Lawmakers research AI to help better legislate tech

Some congressmembers are split on how to regulate the tech.

March 17, 2023, 6:04 AM

With the rise of artificial intelligence in our daily lives, members of Congress are trying to get ahead of the curve and ensure the technology doesn't get out of control.

And they're taking different approaches to find the best solution.

U.S. Rep. Don Beyer (D-Va.) is taking graduate level courses on AI for his machine learning master's degree at George Mason University. The 72-year-old lawmaker told ABC News that he doesn't know enough about the technology but needs to stay on top of it to properly legislate it.

"I'm never going to be a scientist, but I'm helping make policy on some really important things," he said.

PHOTO: A robot dog walks through the halls of George Mason University.
A robot dog walks through the halls of George Mason University.
ABC News Live

The congressman said his wife recently used the AI in the Bing search engine using his name, and the results came back with falsehoods.

"So how do we regulate that? And especially because we, more than any other country in the world, have this deep, deep-seated commitment to free speech," he said.

The new Bing is currently in public preview, a Microsoft spokesperson told ABC News.

“We’ve received a lot of helpful user feedback and have quickly responded with updates to address issues and continue to improve the experience,” the spokesperson said.

Beyer warned though that there are concerns about AI, such as impersonations, cheating and other fraud, but it is still too early to regulate it.

PHOTO: U.S. Rep. Don Beyer (D-V.a.) is taking graduate classes to learn more about new technology.
U.S. Rep. Don Beyer (D-V.a.) is taking graduate classes to learn more about new technology.
ABC News Live

"It's really hard to say, 'Hey, here's what I think we should do because it's so new.' We don't know the upsides or the downsides," he said.

U.S. Rep. Jake Auchincloss (D-Mass.), an MIT graduate, however, argued that now is the time for Congress to act.

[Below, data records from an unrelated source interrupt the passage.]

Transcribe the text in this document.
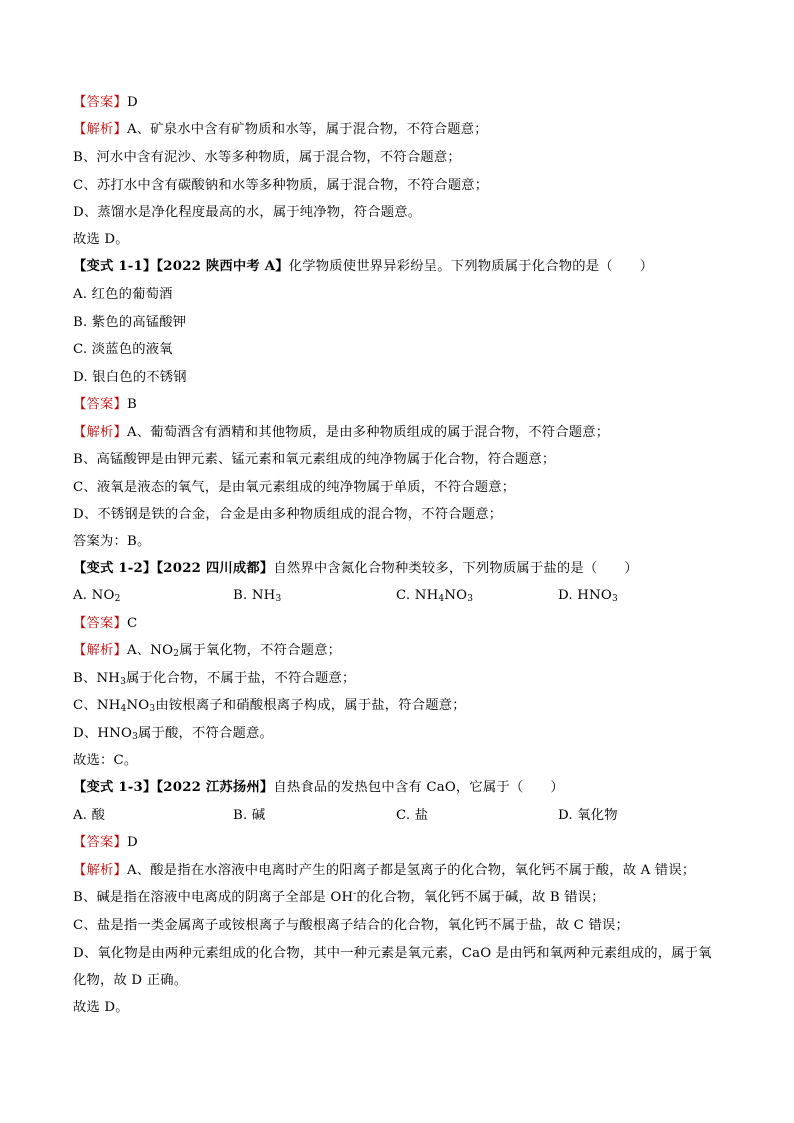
【答案】D
【解析】A、矿泉水中含有矿物质和水等，属于混合物，不符合题意；
B、河水中含有泥沙、水等多种物质，属于混合物，不符合题意；
C、苏打水中含有碳酸钠和水等多种物质，属于混合物，不符合题意；
D、蒸馏水是净化程度最高的水，属于纯净物，符合题意。
故选 D。
【变式 1-1】【2022 陕西中考 A】化学物质使世界异彩纷呈。下列物质属于化合物的是（　　）
A. 红色的葡萄酒
B. 紫色的高锰酸钾
C. 淡蓝色的液氧
D. 银白色的不锈钢
【答案】B
【解析】A、葡萄酒含有酒精和其他物质，是由多种物质组成的属于混合物，不符合题意；
B、高锰酸钾是由钾元素、锰元素和氧元素组成的纯净物属于化合物，符合题意；
C、液氧是液态的氧气，是由氧元素组成的纯净物属于单质，不符合题意；
D、不锈钢是铁的合金，合金是由多种物质组成的混合物，不符合题意；
答案为：B。
【变式 1-2】【2022 四川成都】自然界中含氮化合物种类较多，下列物质属于盐的是（　　）
A. $NO_2$	B. $NH_3$	C. $NH_4NO_3$	D. $HNO_3$
【答案】C
【解析】A、$NO_2$属于氧化物，不符合题意；
B、$NH_3$属于化合物，不属于盐，不符合题意；
C、$NH_4NO_3$由铵根离子和硝酸根离子构成，属于盐，符合题意；
D、$HNO_3$属于酸，不符合题意。
故选：C。
【变式 1-3】【2022 江苏扬州】自热食品的发热包中含有 CaO，它属于（　　）
A. 酸	B. 碱	C. 盐	D. 氧化物
【答案】D
【解析】A、酸是指在水溶液中电离时产生的阳离子都是氢离子的化合物，氧化钙不属于酸，故 A 错误；
B、碱是指在溶液中电离成的阴离子全部是 OH-的化合物，氧化钙不属于碱，故 B 错误；
C、盐是指一类金属离子或铵根离子与酸根离子结合的化合物，氧化钙不属于盐，故 C 错误；
D、氧化物是由两种元素组成的化合物，其中一种元素是氧元素，CaO 是由钙和氧两种元素组成的，属于氧
化物，故 D 正确。
故选 D。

In January, Auchincloss showed off how powerful AI can be by reading the first speech on the House floor that was entirely written by ChatGPT.

PHOTO: U.S. Rep. Jake Auchincloss (D-Mass) speaks with ABC News about AI.
U.S. Rep. Jake Auchincloss (D-Mass) speaks with ABC News about AI.
ABC News Live

He warned that tech companies won't be writing the rules of AI.

"This can't be social media to 2.0 where policymakers for 15 years, allowed companies to get big, to get rich and to not sufficiently interrogate the effects on society, on politics, on the media, that their technology was having. We have got to be ahead of this wave of innovation not behind," he told ABC News.

U.S. Rep. Jay Obernolte (R-Calif), a former video game designer who has a master's degree in AI, told ABC News that he's constantly had to educate his colleagues on the tech.

PHOTO: U.S. Rep. Jay Obernolte (D-Calif.) has been researching AI for years.
U.S. Rep. Jay Obernolte (D-Calif.) has been researching AI for years.
ABC News Live

He said while the concerns that AI will take away jobs and disrupt lives are legitimate, the technology has had many benefits in advancing medicine, computer technology and other areas.

"What we can't do is throw the baby out with the bathwater and regulate without understanding what we're doing," Obernolte told ABC News. "Because if we do that, we're going to stifle the development of something that can be incredibly beneficial."

PHOTO: Congress members said they have concerns about AI chatbots.
Congress members said they have concerns about AI chatbots.
ABC News Live

Still, the elected officials said they will be keeping an eye on any developments.

"There is a meaningful thing there. But I have real trouble imagining what legislation would protect us from that creative destruction. It's like, almost going back to the atomic bomb. You can't uninvent it," Beyer said.